The former Marion Theatre sits abandoned as it
represents the decline of cinema. PHOTO COURTESY OF CAROL HIGHSMITH/LIBRARY OF CONGRESS
For over a century, the motion picture has been at the forefront of pop culture and the arts. At first, theaters would fill to see films that were brief, black and white, and soundless. These early pictures were a technological spectacle but did little to immerse the viewer in drama. As the industry advanced through the early part of the 20th century, film started to become more elaborate, incorporating the primitive stages of special effects, stunts, and props. Individually, each of these pieces wasn’t particularly impressive but paired with a great narrative, it gave the audience the ability to connect with the film on a deeper level through vision. For the first time in history, a new medium for storytelling was born through the visual arts. The essence that draws us to great books, plays, or films is the story and the length of each medium is certainly correlated to the degree of depth a director can partake when telling a story.

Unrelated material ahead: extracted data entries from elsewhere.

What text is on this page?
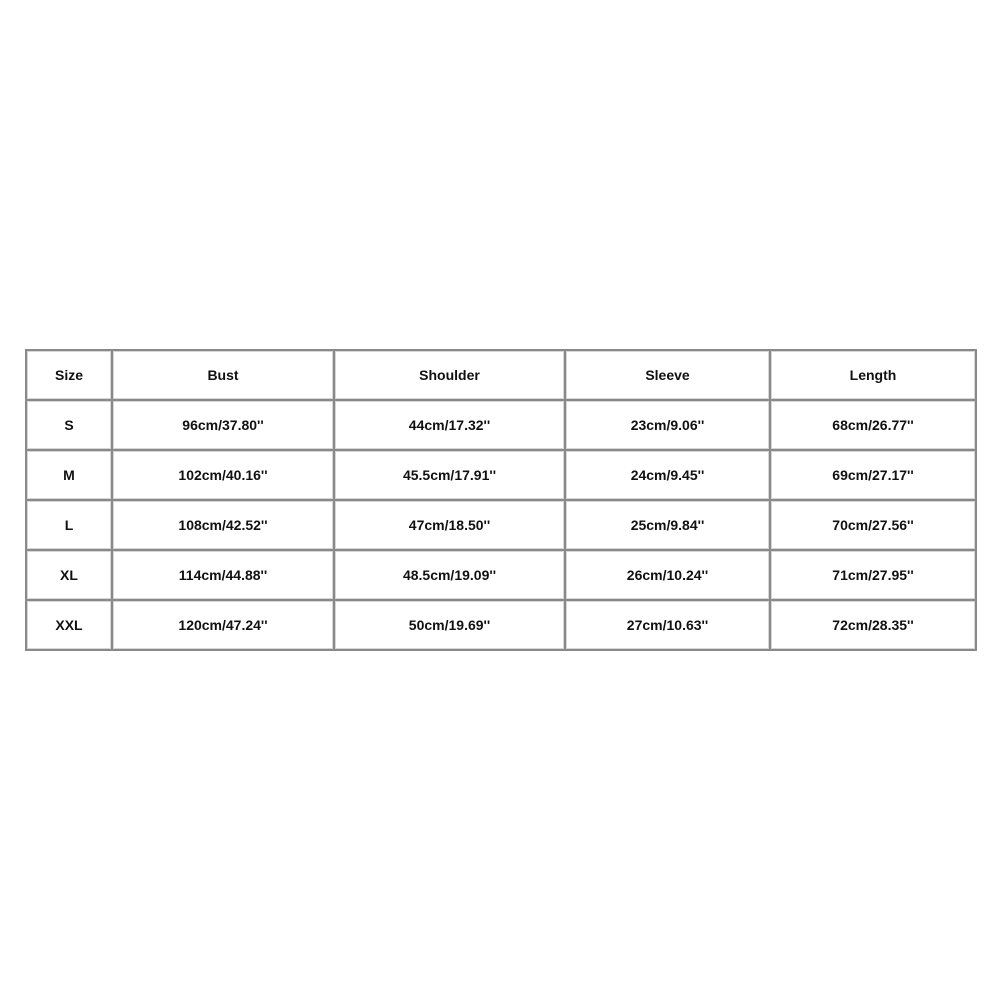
Size	Bust	Shoulder	Sleeve	Length
S	96cm/37.80''	44cm/17.32''	23cm/9.06''	68cm/26.77''
M	102cm/40.16''	45.5cm/17.91''	24cm/9.45''	69cm/27.17''
L	108cm/42.52''	47cm/18.50''	25cm/9.84''	70cm/27.56''
XL	114cm/44.88''	48.5cm/19.09''	26cm/10.24''	71cm/27.95''
XXL	120cm/47.24''	50cm/19.69''	27cm/10.63''	72cm/28.35''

This is why the rise of television as the prominent form of motion picture should be celebrated, even at the expense of the movie industry.
It’s clear that Hollywood feels threatened by the television format by looking at how the industry has reshaped its multi-million dollar projects. It is far rarer to see new films that make a cultural impact in terms of great storytelling the way that many pictures did from the 70s-90s. Especially over the past decade, the success of Marvel’s cinematic universe has created a strong precedent for building out stories across multiple movies. You could call this the “televison-ication” of the movie industry, where studios lay out a plan for a multi-part saga stretching across multiple years. Although one could argue that this shift is a welcome change and that this general shift allows for the possibility of better storytelling, these projects still fail to compete with the scope and breadth of a full television series.
Considering a cinematic universe as expansive as Marvel only has two to three movies each with contained stories of the main characters. When compared to something like Breaking Bad or Mad Men, each with 60+ hours of narratives spanning multiple seasons that are able to deeply explore the motivations, backstory, and psyche of multiple characters. Although there is a certain artistic statement associated with being able to tell a compelling story within a 2 hour time period, even the most talented directors can’t reach the psychological depth of characters or conflicting narratives that appear in long-running television series. In this way, modern television is far more similar to a novel than a film but without the bar for entry being literacy. This makes TV by far the most democratic way to distribute expansive and complex storytelling. There’s no telling how monumental decades of work on 60+ hour stories could be for the world of art, even if it means the death of cinema.